Quotes by Nicolas Chamfort

“Man arrives as a novice at each age of his life.”

“It is commonly supposed that the art of pleasing is a wonderful aid in the pursuit of fortune but the art of being bored is infinitely more successful.”

“The art of the parenthesis is one of the greatest secrets of eloquence in Society.”

“Most of those who make collections of verse or epigram are like men eating cherries or oysters: they choose out the best at first, and end by eating all.”

“Change of fashion is the tax levied by the industry of the poor on the vanity of the rich.”

“Living is a sickness to which sleep provides relief every sixteen hours. It's a palliative.

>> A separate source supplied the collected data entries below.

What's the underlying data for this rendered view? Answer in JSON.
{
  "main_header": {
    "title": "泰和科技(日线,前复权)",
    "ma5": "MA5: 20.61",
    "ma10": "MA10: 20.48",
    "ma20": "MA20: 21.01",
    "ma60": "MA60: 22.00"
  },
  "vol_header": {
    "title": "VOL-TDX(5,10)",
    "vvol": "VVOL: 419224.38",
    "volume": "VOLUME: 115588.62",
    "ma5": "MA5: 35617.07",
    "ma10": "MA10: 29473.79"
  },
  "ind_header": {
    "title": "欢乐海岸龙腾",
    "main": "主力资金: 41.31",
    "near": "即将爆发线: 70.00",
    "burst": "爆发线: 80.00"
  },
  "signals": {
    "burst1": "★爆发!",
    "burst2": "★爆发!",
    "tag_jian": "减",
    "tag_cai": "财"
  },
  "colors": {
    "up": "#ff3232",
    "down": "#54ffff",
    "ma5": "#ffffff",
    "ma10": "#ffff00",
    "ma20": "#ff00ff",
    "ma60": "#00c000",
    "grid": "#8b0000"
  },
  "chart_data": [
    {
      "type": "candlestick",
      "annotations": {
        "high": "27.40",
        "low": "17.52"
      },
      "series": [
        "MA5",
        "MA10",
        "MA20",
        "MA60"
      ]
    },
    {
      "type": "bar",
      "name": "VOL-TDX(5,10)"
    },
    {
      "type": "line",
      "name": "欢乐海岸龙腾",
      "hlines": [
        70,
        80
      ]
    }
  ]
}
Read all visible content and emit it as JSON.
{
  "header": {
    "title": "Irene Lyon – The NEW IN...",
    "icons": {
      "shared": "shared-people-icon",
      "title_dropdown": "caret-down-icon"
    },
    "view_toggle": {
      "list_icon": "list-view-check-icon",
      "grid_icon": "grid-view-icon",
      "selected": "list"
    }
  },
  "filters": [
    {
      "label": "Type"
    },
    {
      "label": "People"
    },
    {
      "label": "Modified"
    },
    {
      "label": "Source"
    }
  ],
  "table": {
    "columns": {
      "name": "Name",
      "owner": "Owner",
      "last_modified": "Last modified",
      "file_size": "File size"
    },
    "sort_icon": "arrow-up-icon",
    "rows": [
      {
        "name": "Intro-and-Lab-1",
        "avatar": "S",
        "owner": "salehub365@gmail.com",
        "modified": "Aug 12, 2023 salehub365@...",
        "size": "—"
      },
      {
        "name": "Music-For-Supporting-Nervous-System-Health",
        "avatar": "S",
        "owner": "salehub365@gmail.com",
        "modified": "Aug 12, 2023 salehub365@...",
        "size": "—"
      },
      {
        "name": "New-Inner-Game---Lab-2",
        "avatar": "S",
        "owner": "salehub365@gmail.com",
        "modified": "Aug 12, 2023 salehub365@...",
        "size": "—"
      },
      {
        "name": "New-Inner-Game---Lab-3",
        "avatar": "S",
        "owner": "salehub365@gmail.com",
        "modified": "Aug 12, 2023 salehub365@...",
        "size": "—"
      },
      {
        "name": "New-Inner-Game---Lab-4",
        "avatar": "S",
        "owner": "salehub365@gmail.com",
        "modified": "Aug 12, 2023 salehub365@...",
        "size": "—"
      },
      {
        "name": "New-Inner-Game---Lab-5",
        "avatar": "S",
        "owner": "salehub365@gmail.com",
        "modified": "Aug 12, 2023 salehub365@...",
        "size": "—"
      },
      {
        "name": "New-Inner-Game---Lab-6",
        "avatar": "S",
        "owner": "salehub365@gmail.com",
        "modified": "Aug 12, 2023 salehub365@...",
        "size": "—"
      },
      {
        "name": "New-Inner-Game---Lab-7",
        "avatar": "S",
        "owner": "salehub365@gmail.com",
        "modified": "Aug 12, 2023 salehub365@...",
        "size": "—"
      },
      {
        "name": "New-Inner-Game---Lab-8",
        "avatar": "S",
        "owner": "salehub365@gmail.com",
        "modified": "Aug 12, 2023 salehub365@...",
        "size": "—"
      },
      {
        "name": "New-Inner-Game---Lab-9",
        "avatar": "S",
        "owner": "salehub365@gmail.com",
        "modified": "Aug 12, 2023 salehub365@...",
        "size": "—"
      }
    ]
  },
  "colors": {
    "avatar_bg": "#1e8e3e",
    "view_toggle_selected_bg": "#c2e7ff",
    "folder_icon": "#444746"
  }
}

The remedy is death.”

“If it were not for the government, we should have nothing to laugh at in France.”

“Love is more pleasant than marriage for the same reason that novels are more amusing than history.”

“One must not hope to be more than one can be.”

“Preoccupation with money is the great test of small natures, but only a small test of great ones.”

“Swallow a toad in the morning and you will encounter nothing more disgusting the rest of the day.”

“When a man and a woman have an overwhelming passion for each other, it seems to me, in spite of such obstacles dividing them as parents or husband, that they belong to each other in the name of Nature, and are lovers by Divine right, in spite of human convention or the laws.”

“Nature never said to me: Do not be poor still less did she say: Be rich her cry to me was always: Be independent.”

“Society is composed of two great classes those who have more dinners than appetite, and those who have more appetite than dinners.”